Romantic stands for the prevailing tendency in this context, toward emotional intimacy, toward the magical, beautiful, mysterious, inscrutable and absurd. The seemingly animate kinetic objects are directed at our fractured relationship with the world of machines and technologies that we have made our home. Our life is shaped by the dependency on machines, with their inner machinations usually domesticated and hidden behind a humanizing front. The art of moving machines and equipment deconstructs this front and imbues these things with a sometimes eerie life of their own. The exhibition's artists broach this independent animus in subtle, ironic and self-reflexive ways, carried by the fascination for the immediate and astonishing effect of kinetic pieces of art.

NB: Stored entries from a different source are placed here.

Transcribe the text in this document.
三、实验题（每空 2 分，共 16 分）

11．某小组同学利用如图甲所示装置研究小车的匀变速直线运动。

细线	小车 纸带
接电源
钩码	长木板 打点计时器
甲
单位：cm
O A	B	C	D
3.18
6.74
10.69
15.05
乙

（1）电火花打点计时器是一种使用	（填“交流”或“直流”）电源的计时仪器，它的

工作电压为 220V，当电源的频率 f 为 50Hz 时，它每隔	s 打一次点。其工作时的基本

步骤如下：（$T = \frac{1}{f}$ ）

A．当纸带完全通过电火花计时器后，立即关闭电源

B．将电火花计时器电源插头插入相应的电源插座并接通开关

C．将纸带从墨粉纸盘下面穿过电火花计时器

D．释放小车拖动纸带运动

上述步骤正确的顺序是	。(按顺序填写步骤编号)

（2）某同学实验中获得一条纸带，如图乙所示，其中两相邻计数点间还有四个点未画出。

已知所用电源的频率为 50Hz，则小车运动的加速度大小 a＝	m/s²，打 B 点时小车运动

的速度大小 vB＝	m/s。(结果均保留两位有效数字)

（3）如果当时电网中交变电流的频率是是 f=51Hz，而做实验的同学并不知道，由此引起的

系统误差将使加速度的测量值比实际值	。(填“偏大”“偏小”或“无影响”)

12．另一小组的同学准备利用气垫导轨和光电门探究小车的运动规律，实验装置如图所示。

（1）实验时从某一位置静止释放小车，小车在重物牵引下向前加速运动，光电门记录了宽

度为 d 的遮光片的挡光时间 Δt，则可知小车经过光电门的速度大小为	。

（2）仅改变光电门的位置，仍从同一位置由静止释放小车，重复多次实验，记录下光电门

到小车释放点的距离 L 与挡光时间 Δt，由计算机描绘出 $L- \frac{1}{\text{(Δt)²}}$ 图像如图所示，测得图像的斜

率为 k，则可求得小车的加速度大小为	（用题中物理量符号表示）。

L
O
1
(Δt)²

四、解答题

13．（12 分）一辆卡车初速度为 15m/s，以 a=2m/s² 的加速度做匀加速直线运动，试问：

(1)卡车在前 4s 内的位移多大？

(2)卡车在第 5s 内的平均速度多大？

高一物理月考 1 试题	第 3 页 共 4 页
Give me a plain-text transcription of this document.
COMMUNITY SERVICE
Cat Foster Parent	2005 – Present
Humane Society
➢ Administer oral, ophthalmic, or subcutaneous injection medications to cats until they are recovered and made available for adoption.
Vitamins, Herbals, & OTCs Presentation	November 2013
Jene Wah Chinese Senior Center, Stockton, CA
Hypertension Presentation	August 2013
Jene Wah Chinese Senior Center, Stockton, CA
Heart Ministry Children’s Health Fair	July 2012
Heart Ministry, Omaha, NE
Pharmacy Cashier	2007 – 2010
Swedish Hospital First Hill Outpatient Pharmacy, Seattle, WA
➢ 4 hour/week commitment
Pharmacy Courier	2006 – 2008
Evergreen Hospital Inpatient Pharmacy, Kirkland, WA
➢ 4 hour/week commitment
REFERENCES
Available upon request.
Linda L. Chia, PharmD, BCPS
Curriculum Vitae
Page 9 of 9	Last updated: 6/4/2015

ROMANTIC MACHINES is supported by the Hauptstadtkulturfonds (
Capital Cultural Fund). An exhibition catalog has been published by Wienand Verlag Köln, with texts by Peter Weibel (ZKM Karlsruhe), Heinz Stahlhut (Berlinische Galerie), Renate Goldmann (Sculpture Park Cologne) Christian Höller (springerin Vienna) and Marc Wellmann (Georg-Kolbe-Museum). 



Participating Artists:
Robert Barta (*1975 in Prague)
Thomas Baumann (*1967 in Vienna)
Michael Elmgreen (*1961 in Copenhagen) and Ingar Dragset (*1969 in Trondheim)
Peter Fischli (*1952 in Zurich) and David Weiss (*1946 in Zurich)
Zilvinas Kempinas (*1969 in Lithuania)
Julius Popp (*1975 in Nuremberg)
Michael Sailstorfer (*1979 in Munich)
Ariel Schlesinger (*1980 in Israel)
Johanna Smiatek (*1967 in Hanover)



Kunstkammer at Georg-Kolbe-Museum, No. 3 – Christina Doll
For the duration of the exhibition ROMANTIC MACHINES - KINETIC ART OF THE PRESENT, Georg-Kolbe-Museum shows new works by Christina Doll in its 
Kunstkammer project-room series. In recent years, the Berlin sculptor (born 1972) has concentrated on the currently somewhat neglected genre of full-body portrait sculpture. In the garden, Christina Doll presents her current work series of four monumental portrait sculptures made from concrete, among other pieces. The common at-tribute of these works, beyond their size, is the unadorned treatment of corporeality, deviating noticeably from conventional ideals of beauty. Christina Doll imbues her figures with a natural illustrative sense of dignity that sets them apart from the pathos of traditional monumental sculpture and creates a calculated contrast with Georg Kolbe's sculptures on permanent display in the garden of the museum.